[Image of Sue Straight from San Francisco Chronicle wine judge Website.]

Most of us know her as a wine writer, wine judge, a singer in her funky, down home bands, and a friend. But, when I first met Sue (over 20 years ago), she was working at Lambert Bridge Winery, with consumers on their direct sales purchases from the tasting room… The rest of her titles round her out. Her true expertise is knowing how to present wine to consumers and the trade, since she’s also been on the road presenting wine to on and off premise accounts… All, in order to actualize sales, increasing someone else’s bottom line.

Tomorrow, I’m writing about Sue Straight, the wine industry’s Renaissance Woman… But today, this story is exclusively about Sue Straight, the wine writer we affectionately know as Sue, The Wine Wench…

[Q] Many wine writers also have a day job. If wine isn’t your job, what is and for whom?

[SUE] I live a wine-drenched life. I’ve had a day job in the wine industry since 1982. I just launched my wine industry consulting business, as a direct to consumer (DTC) Wine Coach.

[Q] When did you start writing about wine?

[SUE] I’ve been writing about wine since 1982, but it was as a winery employee – I wrote newsletters and POS materials for whichever winery I was working for. (I’ve worked for a few over the years.) My first professional writing gig started in 2005. I was working at Limerick Lane Cellars and met someone from the San Diego Union Tribune. She asked me to create and provide weekly content for their online wine guide, which I did for five years until the company was sold. I started writing for Wine Country This Week Magazine in 2006, and am still providing content for them on a regular basis.

[Q] What prompted you to start writing about wine?

[SUE] Wine tasting and judging is unabashedly sensual. That’s why I love it. I revel in the aromas and flavors that the alchemy of nature and science has gifted us with. When I taste an excellent wine, I am as happy as a dog, rolling on its back in the fresh grass, tongue lolling, paws in the air. I pick up a glass and taste a wine. I see a spectrum of aromas and flavors that are almost colors: bright yellow for the juicy acidity of a Sauvignon Blanc, lime green for the floral notes of a Viognier, gold for the rich, buttery ripeness of a Chardonnay, satiny red for the sexy texture of Pinot Noir, velvety magenta for a mouthful of spicy, sassy Zinfandel. I just freakin’ love it, OK?

[Q] What aspect(s) of wine do you most enjoy covering?

[SUE] Tasting, judging, education, and food pairing.

[Q] How has your job changed since you’ve started? It’s really been “evolve or die.”

[SUE] The wine industry is ever changing – there are new technologies, marketing methods and philosophies that are constantly popping up. The wine industry has always been highly desirable for career changers and retired folks and it is even more so now.

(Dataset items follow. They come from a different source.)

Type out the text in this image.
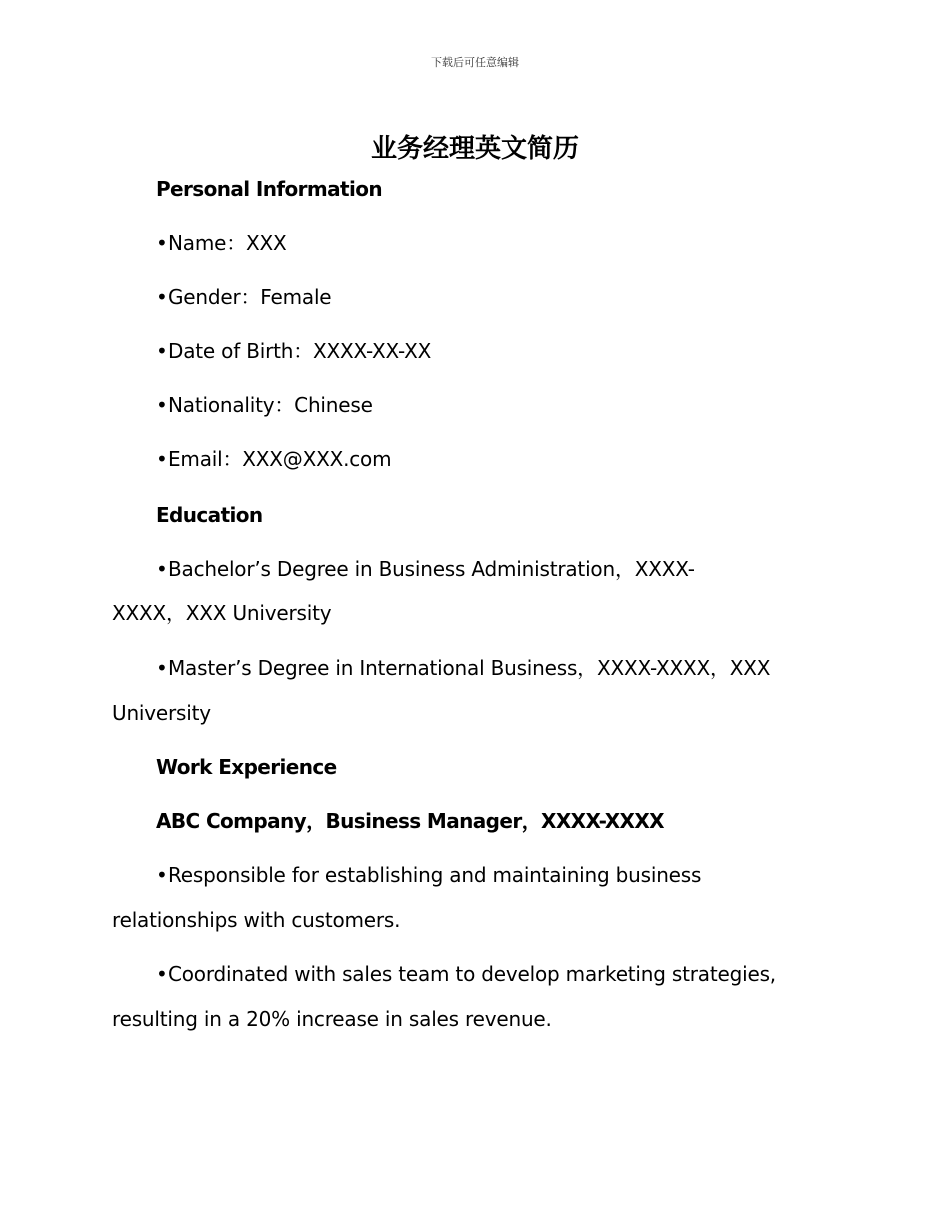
下载后可任意编辑
业务经理英文简历
Personal Information
•Name：XXX
•Gender：Female
•Date of Birth：XXXX-XX-XX
•Nationality：Chinese
•Email：XXX@XXX.com
Education
•Bachelor’s Degree in Business Administration，XXXX-
XXXX，XXX University
•Master’s Degree in International Business，XXXX-XXXX，XXX
University
Work Experience
ABC Company，Business Manager，XXXX-XXXX
•Responsible for establishing and maintaining business
relationships with customers.
•Coordinated with sales team to develop marketing strategies,
resulting in a 20% increase in sales revenue.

Add the wine business programs that are churning out eager young graduates with letters after their names and my beloved chosen field is even more competitive.

[Q] What’s the most memorable wine you’ve ever tasted?

[SUE] 1971 Dom Perignon. On my 21st birthday, my husband, some friends and I drank a magnum of it in a lifeguard tower on Venice beach as we watched the sun set into the Pacific Ocean.

[Q] What’s your favorite variety?

[SUE] Pinot Noir. My favorite white wine is Riesling.

[Q] Do you believe that there are better quality, lower priced wines today, than in past vintages?

[SUE] Definitely!

[Q] What’s your favorite innovation in the wine industry over the past few years?

[SUE] Social Media. It’s really changed how wine is marketed… Mostly now direct to consumer.

[Q] What’s your favorite food and wine pairing?

[SUE] Pinot Noir and wild salmon or Riesling and sushi.

[Q] What are your interests outside of the wine business?

[SUE] Playing and writing music – I’m a singer/songwriter/harmonica player, cooking, walking, reading, spending time with friends and family and traveling.

[Q] Who inspires you (wine business or outside of it, doesn’t matter)?

[SUE] My wine mentor is Carol Shelton – she’s the first person (winemaker) to notice that I had a palate and she got me into wine judging many years ago. She is still a dear friend. My musical mentor is Etta James – she was big, sassy and sexy and her voice was like warm caramel. Jo Diaz is actually quite an inspiration, as well – I’ve watched her work really hard through the years and am excited to see her success. She has also been a wonderful friend and mentor to me.

[DISCLAIMER: I didn’t coach this from her…]

[Q] For what would you like to be remembered?

[SUE] I would like to be remembered for being a good friend, sister and mom; and, my passion, integrity, harmonica playing and wacky sense of humor.